MOOve on, Food Editors. Here's the BEEF!

Aunt Helen's Better-for-You Li'l Cheddar Meat Loaves

1 egg 1 lb ground beef
3/4 C milk 1 tsp. salt
1 C shredded cheese 2/3 C ketchup
1/2 C quick cooking oats 1/2C brown sugar, packed
1/2 C Chopped onion 1/2 tsp. prepared mustard

In a bowl beat egg and milk. Stir in cheese, oats, onion and salt. Add beef and mix well. Shape into 8 loaves; place in a greased 9 X 13 baking dish. Combine ketchup, brown sugar and mustard; spoon over loaves. Bake uncovered at 350 degrees for 45 minutes or until meat is no longer pink.

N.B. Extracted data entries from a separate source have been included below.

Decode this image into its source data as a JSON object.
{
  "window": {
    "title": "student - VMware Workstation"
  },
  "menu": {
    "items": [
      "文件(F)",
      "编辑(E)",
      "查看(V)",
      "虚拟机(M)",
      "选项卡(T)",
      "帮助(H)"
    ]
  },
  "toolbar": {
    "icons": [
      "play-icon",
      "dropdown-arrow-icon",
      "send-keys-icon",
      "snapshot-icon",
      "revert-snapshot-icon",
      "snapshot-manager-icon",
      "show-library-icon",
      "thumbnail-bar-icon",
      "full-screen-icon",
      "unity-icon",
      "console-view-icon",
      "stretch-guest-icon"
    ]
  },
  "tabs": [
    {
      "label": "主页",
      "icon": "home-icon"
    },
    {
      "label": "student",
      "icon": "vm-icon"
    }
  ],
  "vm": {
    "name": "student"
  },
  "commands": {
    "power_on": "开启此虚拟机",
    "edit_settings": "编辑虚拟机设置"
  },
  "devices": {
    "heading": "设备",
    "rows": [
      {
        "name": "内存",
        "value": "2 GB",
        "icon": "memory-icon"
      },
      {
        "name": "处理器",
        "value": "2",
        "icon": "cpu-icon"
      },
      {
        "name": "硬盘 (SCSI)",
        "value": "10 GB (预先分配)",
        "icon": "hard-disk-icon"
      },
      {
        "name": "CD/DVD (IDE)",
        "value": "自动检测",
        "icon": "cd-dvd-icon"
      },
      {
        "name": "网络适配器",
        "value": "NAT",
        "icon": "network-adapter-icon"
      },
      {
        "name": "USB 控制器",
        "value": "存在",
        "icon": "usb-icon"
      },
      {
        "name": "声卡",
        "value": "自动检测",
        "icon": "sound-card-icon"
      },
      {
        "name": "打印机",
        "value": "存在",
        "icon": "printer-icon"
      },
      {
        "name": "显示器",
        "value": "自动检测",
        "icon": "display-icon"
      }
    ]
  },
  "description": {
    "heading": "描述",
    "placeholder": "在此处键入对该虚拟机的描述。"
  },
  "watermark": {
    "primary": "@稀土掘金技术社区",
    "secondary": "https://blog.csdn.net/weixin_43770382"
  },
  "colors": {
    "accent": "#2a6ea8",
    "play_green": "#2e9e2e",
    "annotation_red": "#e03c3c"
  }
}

Yield: 8 servings (or you can practice moderation and share....)

MOO-re on the subject

A 2005 analysis indicates beef eaters are 13% more likely to meet nutrient requirements for iron than non-beef eaters. Did you know that 32% of our population are not meeting the RDA for iron and vitamin B6. 38% are not meeting the RDA for zinc and nearly 20% are not meeting the RDA for vitamin B12, protein, niacin and riboflavin? (Based on the RDA Continuing Survey of Food Intake by Individuals).

Find your steak knives! A 3 ounce serving of lean beef (179 calories) contributes less than 10% of calories to a 2,000-calorie diet, yet it supplies more than 10% of the Daily Value for zinc,, iron, vitamins B12, B6, protein, niacin and riboflavin.

Thank you, USDA and the National Cattlemen's Beef Association for facts on this subject. The truth is that the "white meat producers" have been very good at pushing their product and Americans are looking for something to blame for their own greedy eating habits.

What's YOUR beef?

"There aren't any beef recipes in this magazine" was the observation made by my sweet daughter-in-law as she flipped through the pages of one of the several magazines I purchase monthly. Becca's comment motivated me to search the other magazines on my coffee table and to my dismay there were very few beef recipes. Paula Deen, the Butter Queen, only had one beef recipe and that was IN a salad. One magazine featured a recipe for meatloaf with a (gasp) TURKEY version beside it-- inferring the newer version is "Better-for-You".

I don't want to pluck out the white meat producers. I believe there is room on the table for all the food God has given us--at different meals, of course. But evidently food editors and dietitians have decided to butcher the beef industry and blame the cow for America's obesity epidemic.

Yes, I am biased. We are beef producers. I am also concerned. According to the Community Nutrition Research Group, Americans are increasingly overfed yet undernourished. 60% of girls ages 12-19 are iron deficient and 47% are zinc deficient. Where's the beef???